Jan Chappuis (JC): Rick Stiggins and his wife, Nancy Bridgeford, had recently founded the Assessment Training Institute here in Portland, Oregon to address a major gap in preservice education programs: teachers were generally not prepared to engage in effective assessment practices. The summer conference began as a way to bring together like-minded professionals to further ATI’s mission—to develop understanding of how day-to-day classroom assessment can and should serve learning. Today, 23 years later, “going to Portland” has been a transformational experience for thousands of educators in the US and around the world.

Q: What did you see in your experience that inspired you to develop Seven Strategies of Assessment for Learning?

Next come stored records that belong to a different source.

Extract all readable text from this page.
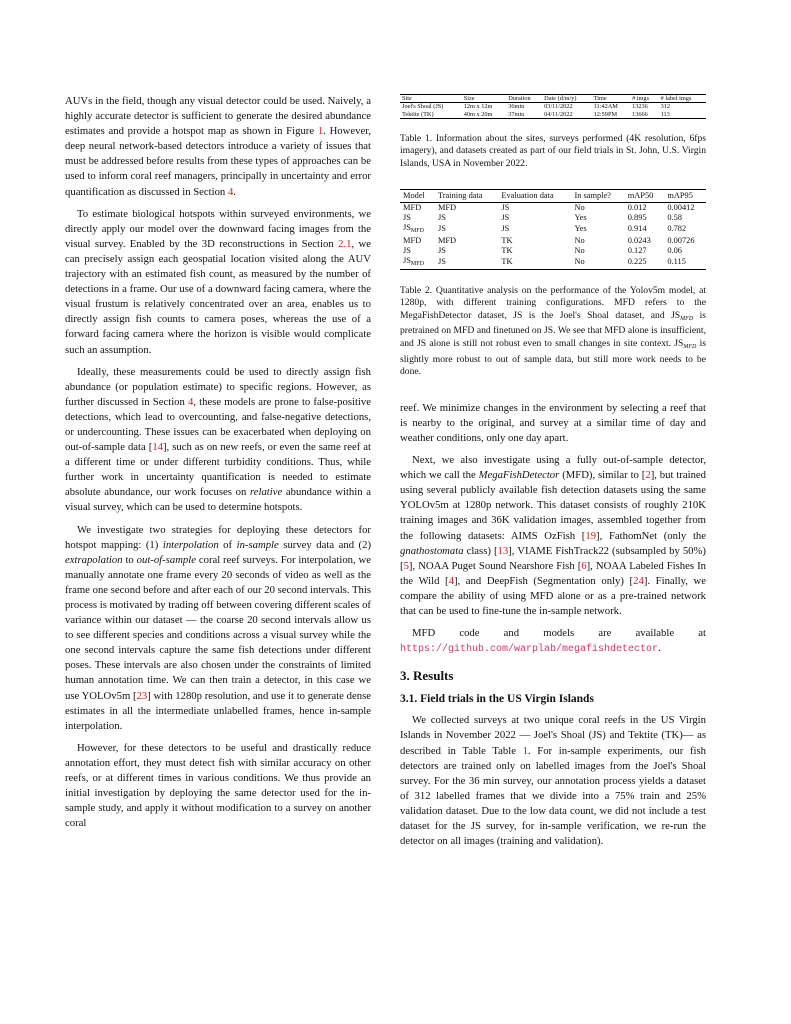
AUVs in the field, though any visual detector could be used. Naively, a highly accurate detector is sufficient to generate the desired abundance estimates and provide a hotspot map as shown in Figure 1. However, deep neural network-based detectors introduce a variety of issues that must be addressed before results from these types of approaches can be used to inform coral reef managers, principally in uncertainty and error quantification as discussed in Section 4.

To estimate biological hotspots within surveyed environments, we directly apply our model over the downward facing images from the visual survey. Enabled by the 3D reconstructions in Section 2.1, we can precisely assign each geospatial location visited along the AUV trajectory with an estimated fish count, as measured by the number of detections in a frame. Our use of a downward facing camera, where the visual frustum is relatively concentrated over an area, enables us to directly assign fish counts to camera poses, whereas the use of a forward facing camera where the horizon is visible would complicate such an assumption.

Ideally, these measurements could be used to directly assign fish abundance (or population estimate) to specific regions. However, as further discussed in Section 4, these models are prone to false-positive detections, which lead to overcounting, and false-negative detections, or undercounting. These issues can be exacerbated when deploying on out-of-sample data [14], such as on new reefs, or even the same reef at a different time or under different turbidity conditions. Thus, while further work in uncertainty quantification is needed to estimate absolute abundance, our work focuses on relative abundance within a visual survey, which can be used to determine hotspots.

We investigate two strategies for deploying these detectors for hotspot mapping: (1) interpolation of in-sample survey data and (2) extrapolation to out-of-sample coral reef surveys. For interpolation, we manually annotate one frame every 20 seconds of video as well as the frame one second before and after each of our 20 second intervals. This process is motivated by trading off between covering different scales of variance within our dataset — the coarse 20 second intervals allow us to see different species and conditions across a visual survey while the one second intervals capture the same fish detections under different poses. These intervals are also chosen under the constraints of limited human annotation time. We can then train a detector, in this case we use YOLOv5m [23] with 1280p resolution, and use it to generate dense estimates in all the intermediate unlabelled frames, hence in-sample interpolation.

However, for these detectors to be useful and drastically reduce annotation effort, they must detect fish with similar accuracy on other reefs, or at different times in various conditions. We thus provide an initial investigation by deploying the same detector used for the in-sample study, and apply it without modification to a survey on another coral

Site	Size	Duration	Date (d/m/y)	Time	# imgs	# label imgs
Joel's Shoal (JS)	12m x 12m	36min	03/11/2022	11:42AM	13236	312
Tektite (TK)	40m x 20m	37min	04/11/2022	12:59PM	13666	113

Table 1. Information about the sites, surveys performed (4K resolution, 6fps imagery), and datasets created as part of our field trials in St. John, U.S. Virgin Islands, USA in November 2022.

Model	Training data	Evaluation data	In sample?	mAP50	mAP95
MFD	MFD	JS	No	0.012	0.00412
JS	JS	JS	Yes	0.895	0.58
$JS_{MFD}$	JS	JS	Yes	0.914	0.782
MFD	MFD	TK	No	0.0243	0.00726
JS	JS	TK	No	0.127	0.06
$JS_{MFD}$	JS	TK	No	0.225	0.115

Table 2. Quantitative analysis on the performance of the Yolov5m model, at 1280p, with different training configurations. MFD refers to the MegaFishDetector dataset, JS is the Joel's Shoal dataset, and $JS_{MFD}$ is pretrained on MFD and finetuned on JS. We see that MFD alone is insufficient, and JS alone is still not robust even to small changes in site context. $JS_{MFD}$ is slightly more robust to out of sample data, but still more work needs to be done.

reef. We minimize changes in the environment by selecting a reef that is nearby to the original, and survey at a similar time of day and weather conditions, only one day apart.

Next, we also investigate using a fully out-of-sample detector, which we call the MegaFishDetector (MFD), similar to [2], but trained using several publicly available fish detection datasets using the same YOLOv5m at 1280p network. This dataset consists of roughly 210K training images and 36K validation images, assembled together from the following datasets: AIMS OzFish [19], FathomNet (only the gnathostomata class) [13], VIAME FishTrack22 (subsampled by 50%) [5], NOAA Puget Sound Nearshore Fish [6], NOAA Labeled Fishes In the Wild [4], and DeepFish (Segmentation only) [24]. Finally, we compare the ability of using MFD alone or as a pre-trained network that can be used to fine-tune the in-sample network.

MFD code and models are available at https://github.com/warplab/megafishdetector.

3. Results
3.1. Field trials in the US Virgin Islands

We collected surveys at two unique coral reefs in the US Virgin Islands in November 2022 — Joel's Shoal (JS) and Tektite (TK)— as described in Table Table 1. For in-sample experiments, our fish detectors are trained only on labelled images from the Joel's Shoal survey. For the 36 min survey, our annotation process yields a dataset of 312 labelled frames that we divide into a 75% train and 25% validation dataset. Due to the low data count, we did not include a test dataset for the JS survey, for in-sample verification, we re-run the detector on all images (training and validation).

JC: As a beginning classroom teacher, I was not a fan of traditional assessment, so I looked for ways to make it more learner-centric. Like many teachers before me, I discovered that getting students to think like assessors caused them to actively engage in their own learning. Through trial and error I found that students needed first to understand what they were supposed to be learning (Strategy 1) before I could ask them to critique their own and others’ work (Strategy 4), which was my initial goal.

Through teaching the writing process, I became interested in working out how to offer effective feedback so students could and would act on it (Strategy 3). Using samples illustrating a range of quality (Strategy 2) and giving students opportunities to track, reflect on, and share their learning progress (Strategy 7) I learned from Vicki Spandel of Northwest Regional Educational Lab. Strategies 5 and 6 (“Use evidence of student learning needs to determine next steps in teaching” and “Design focused instruction, followed by practice with feedback”) arose from the desire to use assessment primarily to self-assess my own lessons’ effectiveness and to adjust instruction accordingly.

Beginning in 2001, as researchers were converging publicly on which formative assessment practices caused the highest achievement gains, I began formally studying their writings and then assembled the strategies to help clarify for teachers how to engage in ongoing effective assessment for learning.

Q: Your work focuses on two aspects of classroom assessment: accuracy and effective use as captured in the statement “Do it right—use it well.” What does this term mean to you?

JC: “Do it right” means to be sure your assessments provide accurate information about the achievement targets you are teaching.

“Use it well” involves being clear about how you want to use the information that results from your assessments. If the intended use is summative, it means adhering to guidelines that will yield fair and defensible grades. If the use is formative, it means making sure you are gathering actionable information and are planning sufficient time for both you and your students to take action prior to the summative event.

“Do it right” comes first in the equation because there is no way you can use inaccurate information well, either formatively or summatively.

Q: What do you look forward to most at the ATI conferences?

JC: I really enjoy hearing from returning participants about their experiences with implementing what they learned at previous conferences. I look forward to working with participants who are attending for the first time, learning about what they are already doing and what they hope to change. Perhaps the most fun comes from the give and take of ideas among presenters and participants we all experience.

Q: What is your best advice for someone participating in the ATI conference for the first time?

JC: First, an ATI conference offers a balance of session types, from current classroom practitioners and administrators to those conducting research and interpreting it. All have been asked to present because they are experts at what they do. Consider sampling from both the “Here’s how we do it” expert practitioner sessions and the “Here’s what best practices look like” expert research-based sessions.

Second, keep in mind that everyone presenting cares deeply about the well-being of educators and students and we all want you to get the most you can from the experience, so ASK QUESTIONS if you have them!